Before I begin this post, I want to provide a blanket apology regarding my poor professional decisions this week. After all, how can I be held responsible for this temporary lapse in judgment when the fumes of the saltwater are luring me like a siren-call to think more of summer than my vetted- teaching certificate? Perhaps, a confession will pardon me.
We have been reading Romeo and Juliet for the last three days in the original Elizabethan text, might I add. Parents, if you are reading this, before you judge me too harshly, I want to ask you a very probing question. "Have you ever sat in a room for fifty minutes per class period for six class periods in a row listening to fourteen year old's read Shakespeare for the first time?"

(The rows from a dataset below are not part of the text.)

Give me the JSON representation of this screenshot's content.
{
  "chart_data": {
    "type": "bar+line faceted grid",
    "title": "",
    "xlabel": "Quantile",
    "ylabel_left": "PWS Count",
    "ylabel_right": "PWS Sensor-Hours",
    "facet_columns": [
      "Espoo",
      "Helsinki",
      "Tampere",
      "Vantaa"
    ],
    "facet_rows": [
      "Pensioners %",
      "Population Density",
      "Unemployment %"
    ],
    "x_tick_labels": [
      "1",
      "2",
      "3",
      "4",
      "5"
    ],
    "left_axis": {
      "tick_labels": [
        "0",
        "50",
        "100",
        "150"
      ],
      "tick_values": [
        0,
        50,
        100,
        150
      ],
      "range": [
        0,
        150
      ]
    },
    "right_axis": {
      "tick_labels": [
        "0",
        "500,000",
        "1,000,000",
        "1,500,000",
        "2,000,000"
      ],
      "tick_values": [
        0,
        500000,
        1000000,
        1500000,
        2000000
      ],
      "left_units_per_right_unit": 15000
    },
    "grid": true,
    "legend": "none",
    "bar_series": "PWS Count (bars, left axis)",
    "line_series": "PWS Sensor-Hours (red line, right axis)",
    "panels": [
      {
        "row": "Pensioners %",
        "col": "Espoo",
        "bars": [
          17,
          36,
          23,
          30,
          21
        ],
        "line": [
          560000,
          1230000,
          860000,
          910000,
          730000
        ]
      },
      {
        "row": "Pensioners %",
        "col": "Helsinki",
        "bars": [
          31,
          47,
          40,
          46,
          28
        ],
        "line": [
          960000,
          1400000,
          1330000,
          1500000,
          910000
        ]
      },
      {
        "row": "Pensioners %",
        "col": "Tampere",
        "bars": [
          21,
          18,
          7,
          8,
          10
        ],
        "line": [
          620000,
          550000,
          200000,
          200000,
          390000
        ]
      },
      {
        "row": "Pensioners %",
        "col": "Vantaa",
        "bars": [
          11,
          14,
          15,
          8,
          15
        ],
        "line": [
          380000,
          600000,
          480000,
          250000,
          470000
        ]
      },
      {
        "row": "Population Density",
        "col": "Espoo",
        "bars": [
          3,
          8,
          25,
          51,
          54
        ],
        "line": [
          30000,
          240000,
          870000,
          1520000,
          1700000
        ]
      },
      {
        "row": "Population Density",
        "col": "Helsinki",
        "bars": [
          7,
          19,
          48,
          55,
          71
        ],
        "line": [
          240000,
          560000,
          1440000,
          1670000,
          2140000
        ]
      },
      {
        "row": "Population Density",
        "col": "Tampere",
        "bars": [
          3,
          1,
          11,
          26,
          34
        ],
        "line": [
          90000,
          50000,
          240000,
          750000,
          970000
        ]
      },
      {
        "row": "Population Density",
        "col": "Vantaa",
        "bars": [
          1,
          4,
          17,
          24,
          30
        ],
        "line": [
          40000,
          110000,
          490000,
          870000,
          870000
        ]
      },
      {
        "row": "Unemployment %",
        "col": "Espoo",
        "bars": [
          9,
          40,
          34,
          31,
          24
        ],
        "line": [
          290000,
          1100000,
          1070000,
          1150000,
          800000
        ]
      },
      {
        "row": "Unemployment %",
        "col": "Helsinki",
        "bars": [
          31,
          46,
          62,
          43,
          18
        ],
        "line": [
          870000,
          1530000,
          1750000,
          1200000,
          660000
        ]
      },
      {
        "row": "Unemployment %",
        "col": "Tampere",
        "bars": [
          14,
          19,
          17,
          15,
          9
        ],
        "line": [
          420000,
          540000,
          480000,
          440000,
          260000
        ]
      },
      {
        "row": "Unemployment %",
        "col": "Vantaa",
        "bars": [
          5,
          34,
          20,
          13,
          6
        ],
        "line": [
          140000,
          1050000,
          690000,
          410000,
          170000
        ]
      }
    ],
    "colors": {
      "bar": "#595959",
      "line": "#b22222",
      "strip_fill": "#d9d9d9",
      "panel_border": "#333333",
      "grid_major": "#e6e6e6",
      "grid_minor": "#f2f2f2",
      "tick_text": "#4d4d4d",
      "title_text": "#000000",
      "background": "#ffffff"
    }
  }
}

You think Laurel and Yanney are driving you bonkers. Try hearing Mercutio's name butchered no less than 463 times in one day, or listening to the eloquence of Shakespeare's famed balcony scene littered with commentary…."Hark...[hee...hee...hark...what does that mean Mrs. Bell?] what light from yonder window breaks [read at a snail's pace of fluency]? 'Tis [Does that say 'tis Mrs. Bell? What does 'tis mean?] the east and Juliet is the sun...[Mrs. Bell, I do not understand this crap.]
Anyway, as I was saying, I was on the verge of taking a little nip of Romeo's poison myself when I got the bright idea to break up the monotony of stutter-camp 101, by acting out the fight scene between Mercutio and Tybalt complete with nerf swords. As you can imagine, I had lots of volunteers...surprisingly all boys...and one girl who played Romeo.... poor Zayda. Zayda, you were a a good sport and added much humor to Romeo's line regarding the fact that Juliet had made him effeminate and unwilling to fight.
If you think I am the only one who found the humor and irony in her line, then you are wrong. There was me...and now there is you...ha!
All of this to say, they did indeed act out the scene, and as you can imagine the swashing blows did become more physical than I had anticipated...first time teaching freshmen. However, I am proud to report, we only had two minor injuries, (none of which drew blood). Keaton and Michial, I hope you are both recovering well, and for the record, you two will forever go down in my book as heroes who fought valiantly. I will never, ever forget your bravery in jousting. Truthfully, I don't think I have seen my students laugh this hard the entire year, and one thing is for certain, nobody was nodding off from boredom.
Thanks for making each day a fun one (even late May) and for inadvertently learning in the process.